One document is alleged to have falsely asserted that the University of Georgia should pay Versant $487,982.88 to satisfy a debt owed to Alford’s own company, Allied Energy Services, LLC, located in Rockdale County. Alford allegedly forged a university employee’s signature on the document. Alford is alleged to have also perpetrated further receivables fraud involving Georgia Military College, Synovus and Inman Solar Inc. to obtain a total of about $2,200,000 for his Allied Energy Services company. Don Waters, chairman of the Georgia Board of Regents, related that “The allegations brought against Dean Alford, who resigned from the Board today, are shocking and deeply upsetting. We will continue assisting law enforcement in any capacity necessary throughout the investigation.”

Later in October 2019, approximately 40 investors filed a lawsuit against Alford in federal court in the Middle District of Georgia, alleging Alford took $6 million from them through a Ponzi scheme. This was followed in January 2020 with a lawsuit against Alford by three Virginia residents filed in federal court in the Northern District of Georgia accusing Alford of failing to repay a total of $160,000.

On July 30, 2020, the U.S. Securities and Exchange Commission announced charges against Alford relating to a Ponzi scheme. Alford is accused of "defrauding at least 100 investors in his now-bankrupt energy development company, Allied Energy Services LLC." Alford was accused of using money he raised to make interest payments to earlier investors and for personal expenses, such as building a multi-million dollar home. Alford agreed to entry of a consent judgment that he violated federal anti-fraud laws by running the Ponzi scheme.

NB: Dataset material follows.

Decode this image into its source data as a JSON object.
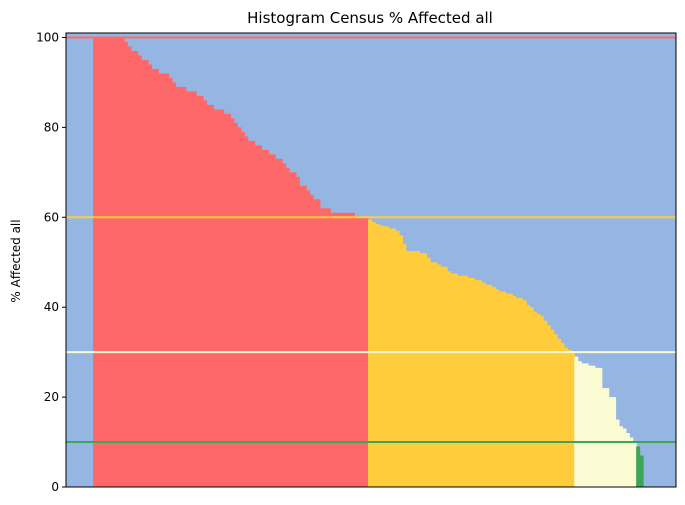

In 2021, Chief Superior Court Judge Robert F. Mumford sentenced the Alford to 15 years. He was to serve 8 years in prison and would spend the remainder on probation, but Alford was released early in October 2025. As a condition of his probation, Alford may not conduct any business with the State.

==Personal life==
Alford helped start the Miracle League, an organization that provides baseball fields for children with mental and physical disabilities, creating more than 240 baseball fields in the U.S. and Canada.
Alford’s third ex-wife, Debbie Dlugolenski Alford, the former head of the Georgia Lottery, filed for divorce in October 2019.